For me, these vital reference books are:
- The Chicago Manual of Style, 15th Edition
- The Merriam Webster’s Collegiate Dictionary
- The Oxford American Writer’s Thesaurus
- The Merriam Webster Dictionary of English Usage
Unfortunately, my Dictionary of English Usage is getting a bit old, so my Christmas wish (to be fulfilled by Santa in the form of my ever-loving wife) was to request a copy of the brand new Garner’s Modern American Usage. I’ve heard great things about this book and can’t wait to receive it.
For good measure, I also requested a copy of two books by Theodore M. Bernstein which I’ve previously read but no longer have: The Careful Writer and Miss Thistlebottom’s Hobgoblins: The Careful Writer’s Guide to the Taboos, Bugbears, and Outmoded Rules of English Usage. All of these new books already have a space waiting for them on my desk.

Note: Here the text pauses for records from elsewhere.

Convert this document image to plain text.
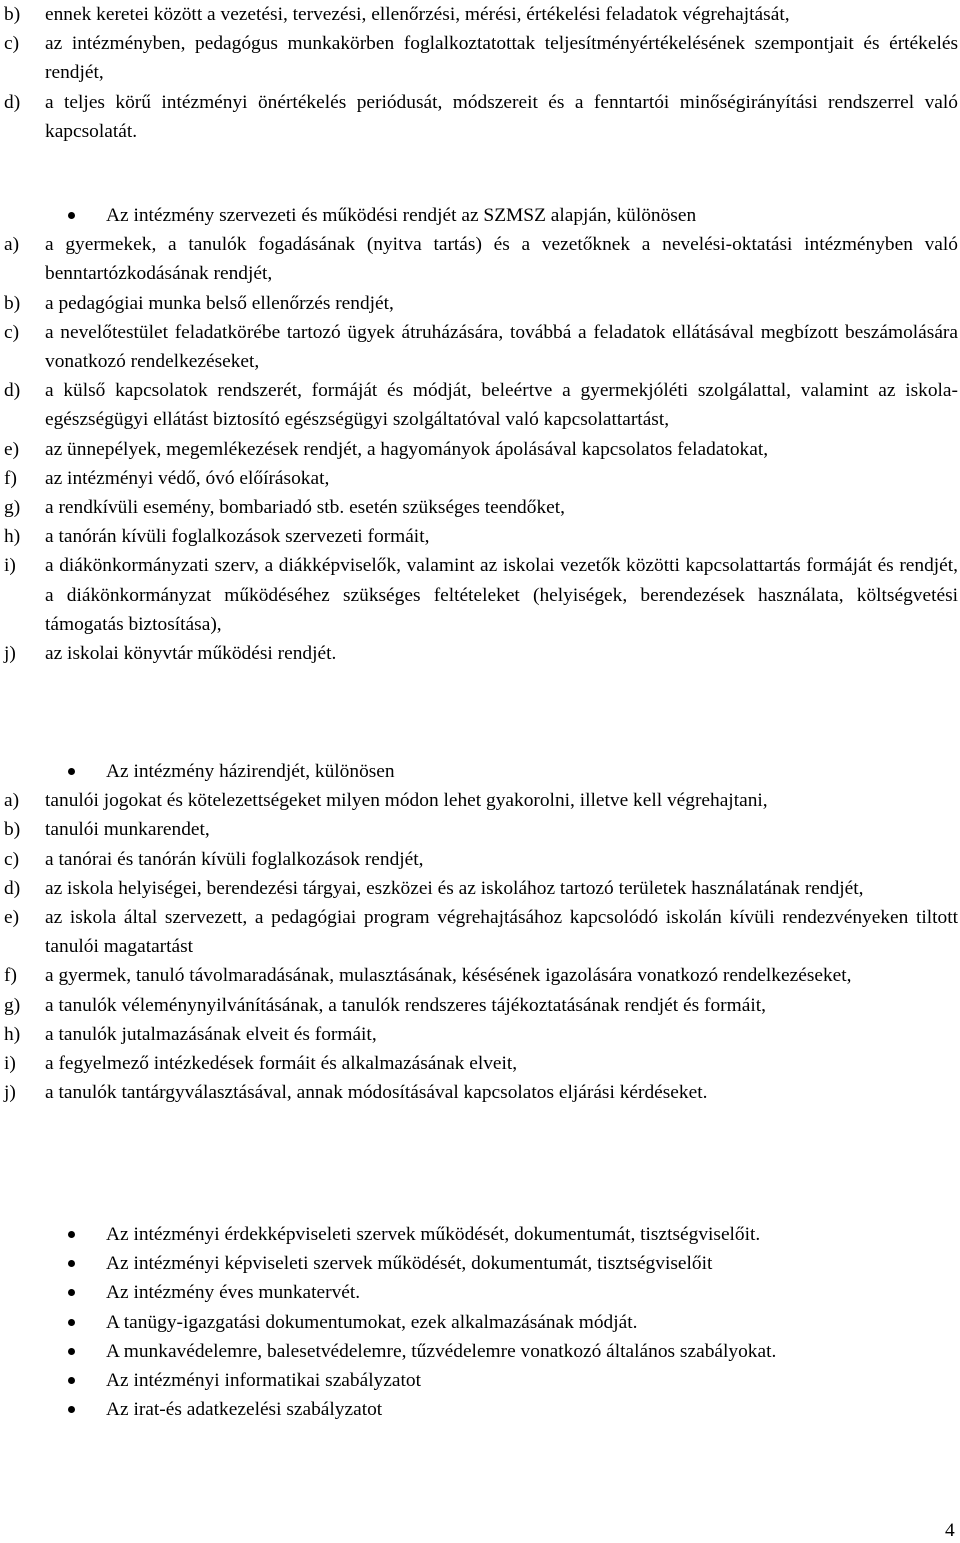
b)	ennek keretei között a vezetési, tervezési, ellenőrzési, mérési, értékelési feladatok végrehajtását,
c)	az intézményben, pedagógus munkakörben foglalkoztatottak teljesítményértékelésének szempontjait és értékelés rendjét,
d)	a teljes körű intézményi önértékelés periódusát, módszereit és a fenntartói minőségirányítási rendszerrel való kapcsolatát.
Az intézmény szervezeti és működési rendjét az SZMSZ alapján, különösen
a)	a gyermekek, a tanulók fogadásának (nyitva tartás) és a vezetőknek a nevelési-oktatási intézményben való benntartózkodásának rendjét,
b)	a pedagógiai munka belső ellenőrzés rendjét,
c)	a nevelőtestület feladatkörébe tartozó ügyek átruházására, továbbá a feladatok ellátásával megbízott beszámolására vonatkozó rendelkezéseket,
d)	a külső kapcsolatok rendszerét, formáját és módját, beleértve a gyermekjóléti szolgálattal, valamint az iskola-egészségügyi ellátást biztosító egészségügyi szolgáltatóval való kapcsolattartást,
e)	az ünnepélyek, megemlékezések rendjét, a hagyományok ápolásával kapcsolatos feladatokat,
f)	az intézményi védő, óvó előírásokat,
g)	a rendkívüli esemény, bombariadó stb. esetén szükséges teendőket,
h)	a tanórán kívüli foglalkozások szervezeti formáit,
i)	a diákönkormányzati szerv, a diákképviselők, valamint az iskolai vezetők közötti kapcsolattartás formáját és rendjét, a diákönkormányzat működéséhez szükséges feltételeket (helyiségek, berendezések használata, költségvetési támogatás biztosítása),
j)	az iskolai könyvtár működési rendjét.
Az intézmény házirendjét, különösen
a)	tanulói jogokat és kötelezettségeket milyen módon lehet gyakorolni, illetve kell végrehajtani,
b)	tanulói munkarendet,
c)	a tanórai és tanórán kívüli foglalkozások rendjét,
d)	az iskola helyiségei, berendezési tárgyai, eszközei és az iskolához tartozó területek használatának rendjét,
e)	az iskola által szervezett, a pedagógiai program végrehajtásához kapcsolódó iskolán kívüli rendezvényeken tiltott tanulói magatartást
f)	a gyermek, tanuló távolmaradásának, mulasztásának, késésének igazolására vonatkozó rendelkezéseket,
g)	a tanulók véleménynyilvánításának, a tanulók rendszeres tájékoztatásának rendjét és formáit,
h)	a tanulók jutalmazásának elveit és formáit,
i)	a fegyelmező intézkedések formáit és alkalmazásának elveit,
j)	a tanulók tantárgyválasztásával, annak módosításával kapcsolatos eljárási kérdéseket.
Az intézményi érdekképviseleti szervek működését, dokumentumát, tisztségviselőit.
Az intézményi képviseleti szervek működését, dokumentumát, tisztségviselőit
Az intézmény éves munkatervét.
A tanügy-igazgatási dokumentumokat, ezek alkalmazásának módját.
A munkavédelemre, balesetvédelemre, tűzvédelemre vonatkozó általános szabályokat.
Az intézményi informatikai szabályzatot
Az irat-és adatkezelési szabályzatot
4
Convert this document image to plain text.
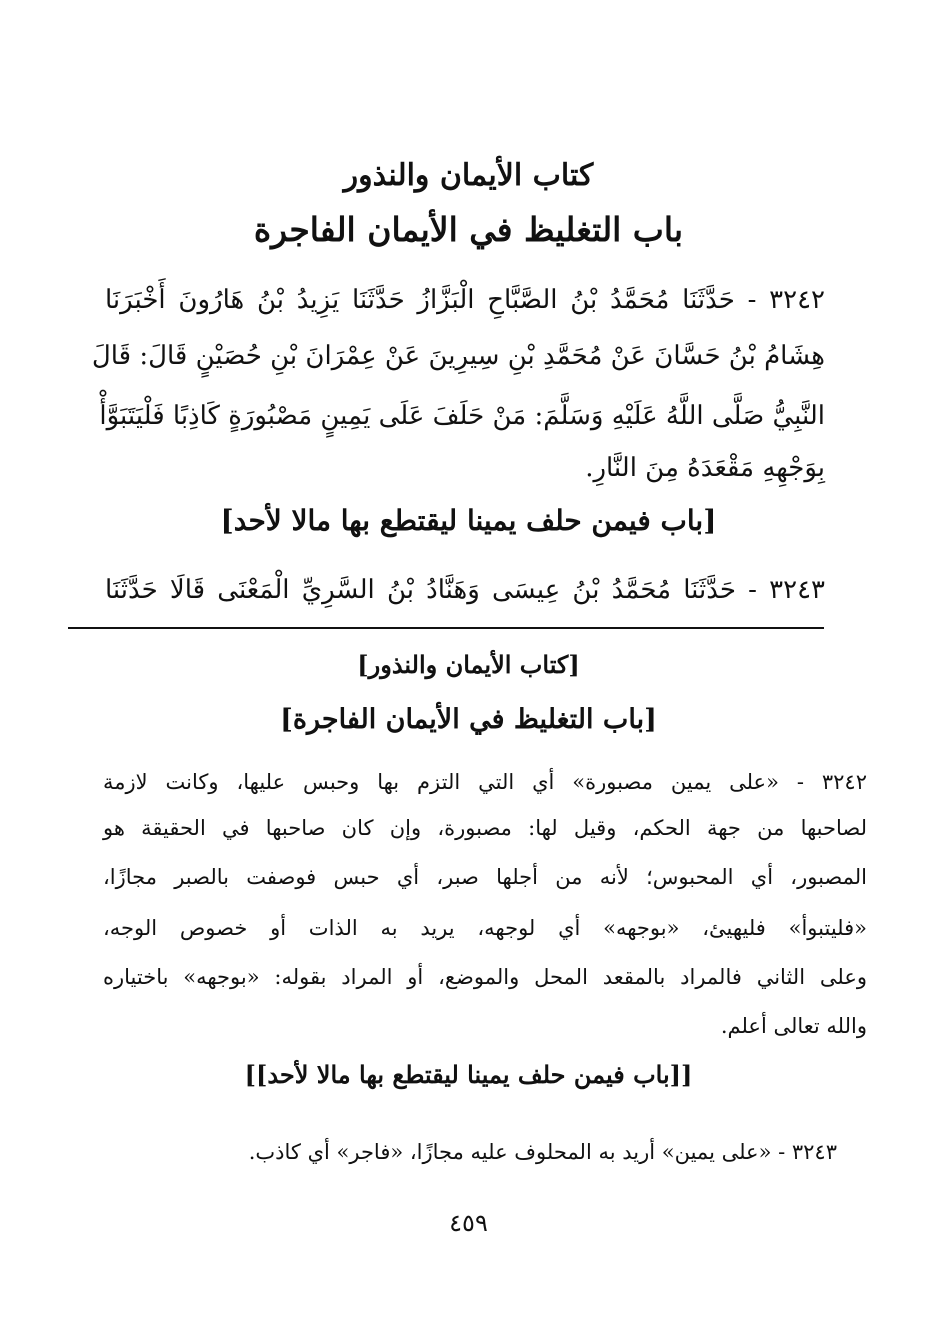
كتاب الأيمان والنذور
باب التغليظ في الأيمان الفاجرة
٣٢٤٢ - حَدَّثَنَا مُحَمَّدُ بْنُ الصَّبَّاحِ الْبَزَّازُ حَدَّثَنَا يَزِيدُ بْنُ هَارُونَ أَخْبَرَنَا
هِشَامُ بْنُ حَسَّانَ عَنْ مُحَمَّدِ بْنِ سِيرِينَ عَنْ عِمْرَانَ بْنِ حُصَيْنٍ قَالَ: قَالَ
النَّبِيُّ صَلَّى اللَّهُ عَلَيْهِ وَسَلَّمَ: مَنْ حَلَفَ عَلَى يَمِينٍ مَصْبُورَةٍ كَاذِبًا فَلْيَتَبَوَّأْ
بِوَجْهِهِ مَقْعَدَهُ مِنَ النَّارِ.
[باب فيمن حلف يمينا ليقتطع بها مالا لأحد]
٣٢٤٣ - حَدَّثَنَا مُحَمَّدُ بْنُ عِيسَى وَهَنَّادُ بْنُ السَّرِيِّ الْمَعْنَى قَالَا حَدَّثَنَا
[كتاب الأيمان والنذور]
[باب التغليظ في الأيمان الفاجرة]
٣٢٤٢ - «على يمين مصبورة» أي التي التزم بها وحبس عليها، وكانت لازمة
لصاحبها من جهة الحكم، وقيل لها: مصبورة، وإن كان صاحبها في الحقيقة هو
المصبور، أي المحبوس؛ لأنه من أجلها صبر، أي حبس فوصفت بالصبر مجازًا،
«فليتبوأ» فليهيئ، «بوجهه» أي لوجهه، يريد به الذات أو خصوص الوجه،
وعلى الثاني فالمراد بالمقعد المحل والموضع، أو المراد بقوله: «بوجهه» باختياره
والله تعالى أعلم.
[[باب فيمن حلف يمينا ليقتطع بها مالا لأحد]]
٣٢٤٣ - «على يمين» أريد به المحلوف عليه مجازًا، «فاجر» أي كاذب.
٤٥٩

Otherwise, my desk has a few religious texts and concordances (mainly Christian and Buddhist), along with the newest book in my reference library: Booklife by Jeff VanderMeer. I know, I know. That seems like a bit of a suck up considering this is Jeff’s blog, but the book is still there so I must be honest. Beside, Booklife is a great resource for writers, as I mentioned in my review a while back.
That’s what’s on my desk, or will be shortly. What reference materials are on your desk?